In other words  stop differentiating between those people who use welfare as a temporary support (for which they paid taxes)  and those who remain on welfare for years, if not their entire working-age lives, as a matter of choice.



7. Write into law a provision that grants, advances on benefits and other additional assistance are not recoverable by MSD from beneficiaries. If people were not in desperate need, they would not be receiving such help. Requiring them to repay these amounts - as in the case of people staying in Auckland motels at the moment - merely pushes them further into hardship.

This is exceptionally foolish. Here the writer says that people would not be receiving grants etc if they "were not in desperate need." Earlier however she says MSD are not providing "all the assistance to which they are entitled." Which is it? No requirement to repay grants and advances would be open slather.



8. Stop sending mothers convicted of benefit fraud on the basis of a confusing and inconsistently-applied legal test to jail. As these women are already single parents, sending them to jail has disastrous consequences for their children, who end up deprived of both parents. In addition, if the debt established against them cannot be repaid within two years, it should be written off. That is what happens in other parts of our legal system. Pursuing them for the rest of their lives for debts they cannot repay means they can never improve their families' financial position.

So no repayments for grants and advances, no repayments for fraudulently acquired benefits, and now, no jail terms. Why not just issue every beneficiary with unlimited credit, and throw the rule book out the window?



9. Abolish Benefits Review Committees and establish an independent process for reviewing the ministry's decisions.



10. Make benefit rates liveable, rather than keeping them very low to punish those who cannot - for many reasons - either find or perform paid work.

How many times does it need to be demonstrated that a single parent receiving a basic benefit, family tax credits and accommodation supplement has an all-up income above the minimum wage. The average sole parent with two children living in South Auckland is receiving around $670 weekly. If she takes in a lodger or shares with another sole parent the household income will be even more "liveable".

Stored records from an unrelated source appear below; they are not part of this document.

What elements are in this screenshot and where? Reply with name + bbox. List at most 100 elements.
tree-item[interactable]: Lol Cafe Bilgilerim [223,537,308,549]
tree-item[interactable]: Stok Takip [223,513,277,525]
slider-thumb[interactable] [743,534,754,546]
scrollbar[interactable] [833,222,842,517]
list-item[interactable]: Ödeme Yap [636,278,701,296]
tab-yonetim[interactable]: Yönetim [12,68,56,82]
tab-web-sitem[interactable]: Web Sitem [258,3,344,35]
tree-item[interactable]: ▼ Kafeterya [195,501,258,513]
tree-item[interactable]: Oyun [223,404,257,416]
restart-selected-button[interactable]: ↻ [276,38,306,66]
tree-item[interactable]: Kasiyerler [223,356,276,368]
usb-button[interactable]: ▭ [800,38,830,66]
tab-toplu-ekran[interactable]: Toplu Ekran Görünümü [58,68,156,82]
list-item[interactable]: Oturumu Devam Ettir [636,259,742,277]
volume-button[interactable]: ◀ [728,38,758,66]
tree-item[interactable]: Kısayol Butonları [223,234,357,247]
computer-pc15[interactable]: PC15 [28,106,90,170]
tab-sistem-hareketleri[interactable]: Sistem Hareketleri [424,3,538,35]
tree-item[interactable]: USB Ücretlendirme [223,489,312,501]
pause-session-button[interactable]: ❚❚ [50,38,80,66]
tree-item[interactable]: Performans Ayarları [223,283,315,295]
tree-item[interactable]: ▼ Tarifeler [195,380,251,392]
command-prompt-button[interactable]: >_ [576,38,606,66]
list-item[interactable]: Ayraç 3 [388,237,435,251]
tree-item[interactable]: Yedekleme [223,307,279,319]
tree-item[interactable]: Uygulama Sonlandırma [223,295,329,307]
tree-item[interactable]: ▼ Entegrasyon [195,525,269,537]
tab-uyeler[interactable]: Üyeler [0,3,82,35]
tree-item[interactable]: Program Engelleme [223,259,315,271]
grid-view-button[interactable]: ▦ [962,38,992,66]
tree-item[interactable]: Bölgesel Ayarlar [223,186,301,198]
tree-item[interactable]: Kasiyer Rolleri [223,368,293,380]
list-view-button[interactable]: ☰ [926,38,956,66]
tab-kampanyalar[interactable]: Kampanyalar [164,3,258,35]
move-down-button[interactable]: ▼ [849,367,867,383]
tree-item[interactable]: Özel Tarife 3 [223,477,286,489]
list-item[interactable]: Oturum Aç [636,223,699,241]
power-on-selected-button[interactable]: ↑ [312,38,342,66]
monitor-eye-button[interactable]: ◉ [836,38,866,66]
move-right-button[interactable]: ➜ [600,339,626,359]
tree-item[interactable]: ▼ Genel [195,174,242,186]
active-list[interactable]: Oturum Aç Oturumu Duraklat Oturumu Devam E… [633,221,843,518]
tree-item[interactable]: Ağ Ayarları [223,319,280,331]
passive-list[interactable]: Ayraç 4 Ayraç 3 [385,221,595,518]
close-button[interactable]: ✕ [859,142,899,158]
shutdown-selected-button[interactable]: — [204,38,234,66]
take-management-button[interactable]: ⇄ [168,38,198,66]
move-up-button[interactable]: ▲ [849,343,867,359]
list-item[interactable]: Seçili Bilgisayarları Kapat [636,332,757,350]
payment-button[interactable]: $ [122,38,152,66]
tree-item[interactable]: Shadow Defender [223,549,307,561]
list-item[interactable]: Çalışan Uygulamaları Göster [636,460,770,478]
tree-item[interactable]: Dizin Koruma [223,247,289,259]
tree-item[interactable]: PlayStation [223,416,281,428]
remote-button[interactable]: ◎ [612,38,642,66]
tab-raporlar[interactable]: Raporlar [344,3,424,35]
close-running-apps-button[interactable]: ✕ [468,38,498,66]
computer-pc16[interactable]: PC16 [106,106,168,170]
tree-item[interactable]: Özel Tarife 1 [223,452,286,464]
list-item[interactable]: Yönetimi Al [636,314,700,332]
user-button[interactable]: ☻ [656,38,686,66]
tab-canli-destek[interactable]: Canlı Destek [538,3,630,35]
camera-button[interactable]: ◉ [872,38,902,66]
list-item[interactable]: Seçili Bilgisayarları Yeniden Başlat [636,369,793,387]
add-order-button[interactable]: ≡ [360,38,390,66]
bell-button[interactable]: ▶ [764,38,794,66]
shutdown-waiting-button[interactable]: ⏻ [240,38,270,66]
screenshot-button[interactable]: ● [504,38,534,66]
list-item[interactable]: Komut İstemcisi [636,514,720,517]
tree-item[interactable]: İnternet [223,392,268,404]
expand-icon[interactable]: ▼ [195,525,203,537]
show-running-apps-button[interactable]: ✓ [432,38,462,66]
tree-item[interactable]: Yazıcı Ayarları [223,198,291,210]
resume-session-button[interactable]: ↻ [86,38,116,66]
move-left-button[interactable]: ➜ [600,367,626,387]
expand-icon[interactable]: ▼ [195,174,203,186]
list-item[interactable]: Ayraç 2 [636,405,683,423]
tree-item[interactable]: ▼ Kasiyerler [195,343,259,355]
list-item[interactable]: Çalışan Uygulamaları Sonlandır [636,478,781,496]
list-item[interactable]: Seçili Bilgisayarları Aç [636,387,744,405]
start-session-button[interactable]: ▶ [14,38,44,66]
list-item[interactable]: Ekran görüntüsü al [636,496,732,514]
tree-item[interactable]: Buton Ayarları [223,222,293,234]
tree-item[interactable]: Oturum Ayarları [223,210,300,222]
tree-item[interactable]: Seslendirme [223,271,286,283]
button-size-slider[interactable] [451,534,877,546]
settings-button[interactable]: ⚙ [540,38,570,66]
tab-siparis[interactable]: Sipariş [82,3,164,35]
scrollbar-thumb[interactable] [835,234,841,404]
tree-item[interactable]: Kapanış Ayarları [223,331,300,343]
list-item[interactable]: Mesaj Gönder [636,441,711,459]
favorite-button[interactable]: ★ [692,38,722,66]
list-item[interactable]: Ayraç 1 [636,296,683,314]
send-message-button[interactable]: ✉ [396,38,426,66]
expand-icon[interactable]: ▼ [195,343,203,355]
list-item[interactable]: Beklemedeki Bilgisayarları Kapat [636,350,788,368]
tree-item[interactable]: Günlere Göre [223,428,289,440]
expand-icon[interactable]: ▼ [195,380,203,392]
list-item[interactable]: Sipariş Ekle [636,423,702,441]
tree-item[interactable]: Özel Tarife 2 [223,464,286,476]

Even the Greens wouldn't adopt this policy prescription. It's quite insane.

7 comments:

Anonymous said...

Item 2 - Does MacLennan define poverty? (This is something you've frequently covered before).
And does she offer any suggestions how social welfare ~ i.e. taxpayers, to the State, reduce poverty?
Your analysis is spot on and far more useful and charitable than the hand-wringing drivel that MacLennan has spouted

Peter

Don W said...

Ben Franklin observed, The more you do for people the less they do for themselves, the poorer they become. The less you do for people the more they do for themselves the richer they become. So true . The decades of ever expanding welfare has created an ever expanding under class.

Allan said...

Don,
your comments are so true. If welfare was the way out of poverty it would have disappeared the minute it was introduced. All that has happened is this crazy Social Welfare system that we have has created further problems. The more money that you throw at it the worse the situation gets.

Anonymous said...

Your last three words sum this up.

3:16

Iain H said...

Thanks Lindsay - well put! Saw the article but couldn't articulate my annoyance at her crass stupidity.

Anonymous said...

The benefit system is already open slather - especially the benefits for the codger-bludgers (old white peoples hi tend to vote) and of course state schools, hospitals, and doctors

The solution is simple: stop the lot. Not one more cent in any of it. ECON101. Anyone who advocates for benefits in any way should be treated as if they were arguing that the world is flat, that there are chemtrails, or that smoking doesn't cause cancer or germs cause disease: that is, wirh absolute disdain, ideally disenfranchisement on grounds of mental
Impairment.

paul scott said...

Superannuation as is will reach braking point soon, and so will welfare. Mclennan's wording of her proposals are hard to believe from a Barrister. It's just latter day sexism affirmation anyway.